Нэла рванулась, уже не чувствуя даже боли от того, что он стиснул ее плечи. Но с таким же успехом она могла рваться из железных оков. Петро не выглядел сильным, но пальцы у него были именно железные.

Она судорожно вдохнула побольше воздуха – поняла, что единственно правильное сейчас это заорать во весь голос. Но он тоже сообразил, что она собирается делать, и, отпустив одно ее плечо, мгновенно зажал ей рот освободившейся рукой. Притом так зажал, чтобы она не могла его укусить; как-то очень ловко и опытно он это сделал. А чтобы она не вырвалась, прижал ее спиной к металлической лесенке. Лесенка спускалась сверху, с какого-то сооружения вроде рубки.

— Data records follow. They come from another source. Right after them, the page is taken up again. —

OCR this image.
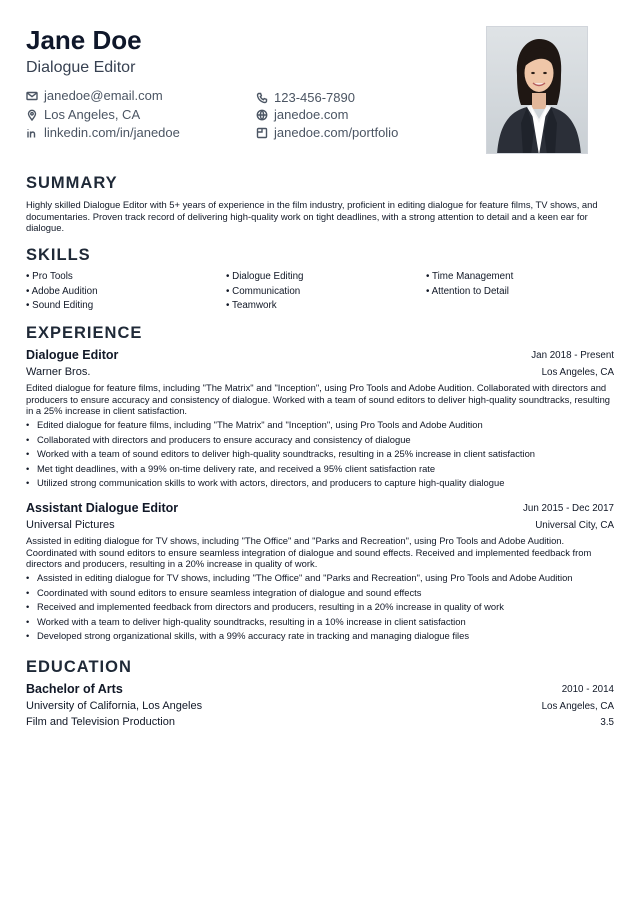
Jane Doe
Dialogue Editor
janedoe@email.com
Los Angeles, CA
linkedin.com/in/janedoe
123-456-7890
janedoe.com
janedoe.com/portfolio
SUMMARY
Highly skilled Dialogue Editor with 5+ years of experience in the film industry, proficient in editing dialogue for feature films, TV shows, and documentaries. Proven track record of delivering high-quality work on tight deadlines, with a strong attention to detail and a keen ear for dialogue.
SKILLS
• Pro Tools
• Adobe Audition
• Sound Editing
• Dialogue Editing
• Communication
• Teamwork
• Time Management
• Attention to Detail
EXPERIENCE
Dialogue Editor	Jan 2018 - Present
Warner Bros.	Los Angeles, CA
Edited dialogue for feature films, including "The Matrix" and "Inception", using Pro Tools and Adobe Audition. Collaborated with directors and producers to ensure accuracy and consistency of dialogue. Worked with a team of sound editors to deliver high-quality soundtracks, resulting in a 25% increase in client satisfaction.
• Edited dialogue for feature films, including "The Matrix" and "Inception", using Pro Tools and Adobe Audition
• Collaborated with directors and producers to ensure accuracy and consistency of dialogue
• Worked with a team of sound editors to deliver high-quality soundtracks, resulting in a 25% increase in client satisfaction
• Met tight deadlines, with a 99% on-time delivery rate, and received a 95% client satisfaction rate
• Utilized strong communication skills to work with actors, directors, and producers to capture high-quality dialogue
Assistant Dialogue Editor	Jun 2015 - Dec 2017
Universal Pictures	Universal City, CA
Assisted in editing dialogue for TV shows, including "The Office" and "Parks and Recreation", using Pro Tools and Adobe Audition. Coordinated with sound editors to ensure seamless integration of dialogue and sound effects. Received and implemented feedback from directors and producers, resulting in a 20% increase in quality of work.
• Assisted in editing dialogue for TV shows, including "The Office" and "Parks and Recreation", using Pro Tools and Adobe Audition
• Coordinated with sound editors to ensure seamless integration of dialogue and sound effects
• Received and implemented feedback from directors and producers, resulting in a 20% increase in quality of work
• Worked with a team to deliver high-quality soundtracks, resulting in a 10% increase in client satisfaction
• Developed strong organizational skills, with a 99% accuracy rate in tracking and managing dialogue files
EDUCATION
Bachelor of Arts	2010 - 2014
University of California, Los Angeles	Los Angeles, CA
Film and Television Production	3.5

Ступеньки впились Нэле в позвоночник так, что, казалось, вот-вот его переломят, она не могла кричать, она задыхалась, ей было страшно… Но сильнее удушья и страха все-таки было другое – унижение. Никто никогда не унижал ее, тем более вот так, физически, она даже представить не могла, что это возможно, и не на войне где-нибудь, а просто на пустом месте, и чтобы так вел себя не ярый враг, а человек, о существовании которого она всего полчаса назад даже понятия не имела!

Она все-таки закричала «пусти», но вместо крика из-под ладони Петра вырвалось только мычание.

– Чего-чего? – ухмыльнулся он. – Скажи лучше: дядя, прости маленькую засранку. Поняла? Ну!

Слезы брызнули у Нэлы из глаз, она забилась, уже не чувствуя даже боли от вдавившихся в спину ступенек…

И вдруг услышала:

– Петька, ты чего? А ну пусти ее!

Голос донесся сверху, раскатом, как глас с небес. Но шел он, конечно, не с небес, и грохот, который его сопровождал, был не громом небесным.

Загрохотали ступеньки, нависла сверху тень, мелькнула над Нэлиной головой подошва ботинка – и Петро грохнулся на спину с таким звуком, как будто был набит булыжниками, а Нэла упала на него.

Сразу же, как кошка, она вскочила на ноги, отпрыгнула в сторону и увидела, что, лежа на палубе, Петро держится обеими руками за лоб и воет, а по звонкой лесенке спускается очередной неизвестный ей парень.

Никаких незнакомцев она видеть больше не хотела, поэтому, конечно, убежала бы, если бы не странность, которая с ней произошла. Странность заключалась в том, что она не могла сделать ни шагу. Впервые в жизни Нэла поняла, что слова «ноги к земле приросли» не сомнительное преувеличение, а чистая правда. Ноги у нее не подогнулись в коленях, не ослабели, а наоборот, сделались тяжелыми, как чугунные болванки, и всех ее сил было недостаточно, чтобы сдвинуть их с места.

Пока она стояла, застыв в этом неожиданном положении, события разворачивались перед ней стремительно.

Петро отнял руки ото лба, оперся о палубу и поднялся на ноги. Длинный, костистый, он был похож на весеннего медведя, голодного после спячки и потому особенно опасного. И звук, вырвавшийся из его горла, тоже напоминал медвежий рык.

– Убью-у-у! – угрожающе взревел он.

Нэла вздрогнула, хотя понятно было, что угроза относится не к ней. Угроза, ярость, ненависть – все это предназначалось теперь тому самому незнакомцу, который ударил Петра ногой в лоб и стоял перед ним, как будто ожидая, что будет происходить дальше.

На его месте Нэла ожидать ничего не стала бы, а бросилась бы бежать куда глаза глядят, потому что Петро был на голову выше и его плечи хоть и состояли, кажется, из одних только костей, но были какие-то длинные, как и руки, будто шарнирами к плечам приделанные. Руки эти вращались, как лопасти мельниц, а незнакомец подныривал под них, чтобы они не снесли ему голову.

Да, на его месте Нэла, может, и убежала бы, но на своем… Невозможно же убежать, когда на человека, который тебя спас – непонятно от чего, но от чего-то ужасного точно, – надвигается, выкрикивая нечленораздельные угрозы, осатаневший Петро.